QUESTION:
Given two integers n and k, you need to construct a list which contains n different positive integers ranging from 1 to n and obeys the following requirement:
Suppose this list is [a1, a2, a3, … , an], then the list [|a1 - a2|, |a2 - a3|, |a3 - a4|, … , |an-1 - an|] has exactly k distinct integers.
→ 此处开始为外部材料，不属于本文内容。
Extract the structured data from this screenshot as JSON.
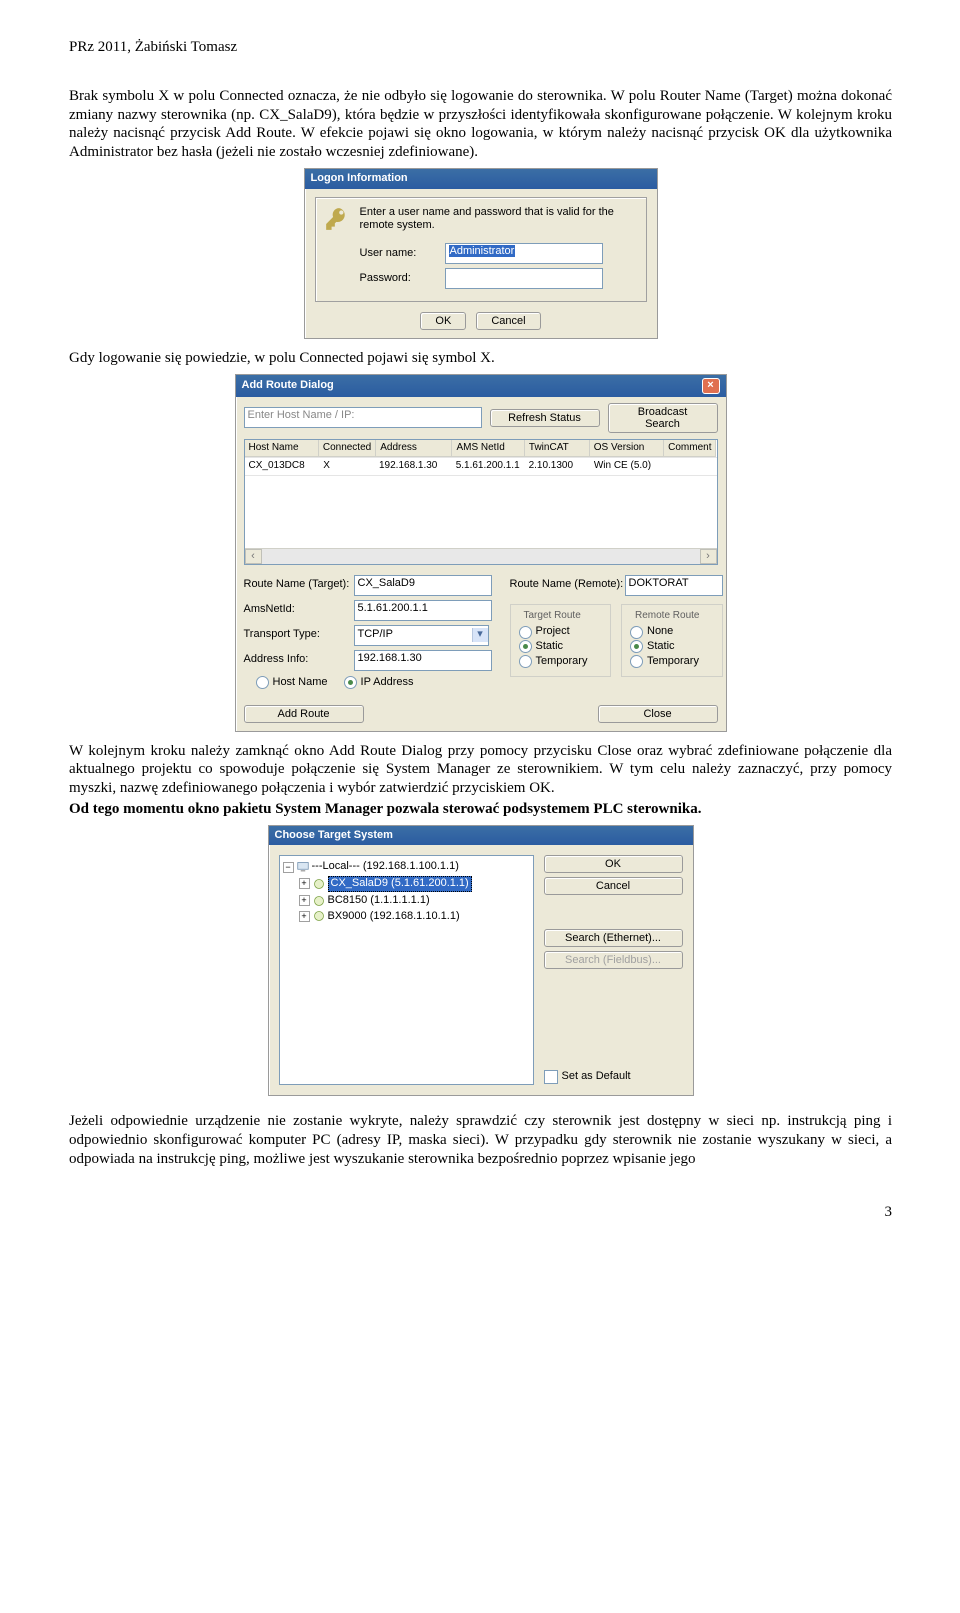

If there are multiple answers, print any of them.
Example 1:
Input: n = 3, k = 1
Output: [1, 2, 3]
Explanation: The [1, 2, 3] has three different positive integers ranging from 1 to 3, and the [1, 1] has exactly 1 distinct integer: 1.
Example 2:
Input: n = 3, k = 2
Output: [1, 3, 2]
Explanation: The [1, 3, 2] has three different positive integers ranging from 1 to 3, and the [2, 1] has exactly 2 distinct integers: 1 and 2.
Note:
- The
nandkare in the range 1 <= k < n <= 10000.
EXPLANATION:
思路说一下:
从上面我们可以看出,如果有n个数,那么需要k个不同的数,正常应该是
k,k-1,k-2,k-3….
那么规律就来了,比如n=9,k=7的时候就是:
1,1+7,1+7-6;1+7-6+5
也就是总是等于前面一个数+或者- k的递减数列。
然后再进入第二个循环.
这样,我们
SOLUTION:
class Solution {
public int[] constructArray(int n, int k) {
int[] result = new int[n];
int index= 0;
int times = 0;
while (index<n){//当前数组还没有结束
int gap = 0;
result[index] = 1+times*(k+1);//将每次循环第一位数进行填充
index++;
times++;//进入下一个循环
if(result[index-1]+k<=n) gap = k;//如果gap还在n之内,那么就直接用k进行累减
else gap = n-result[index-1];//如果gap已经在n之外了,那么我们只能用n-result[index-1]作为gap了
boolean order = true;//标记当前需要做的是加还是减
while (gap > 0 && index <n){//每次k为gap的循环
result[index] = order? result[index-1]+gap:result[index-1]-gap;
gap--;
index++;
order = !order;
}
}
return result;
}
}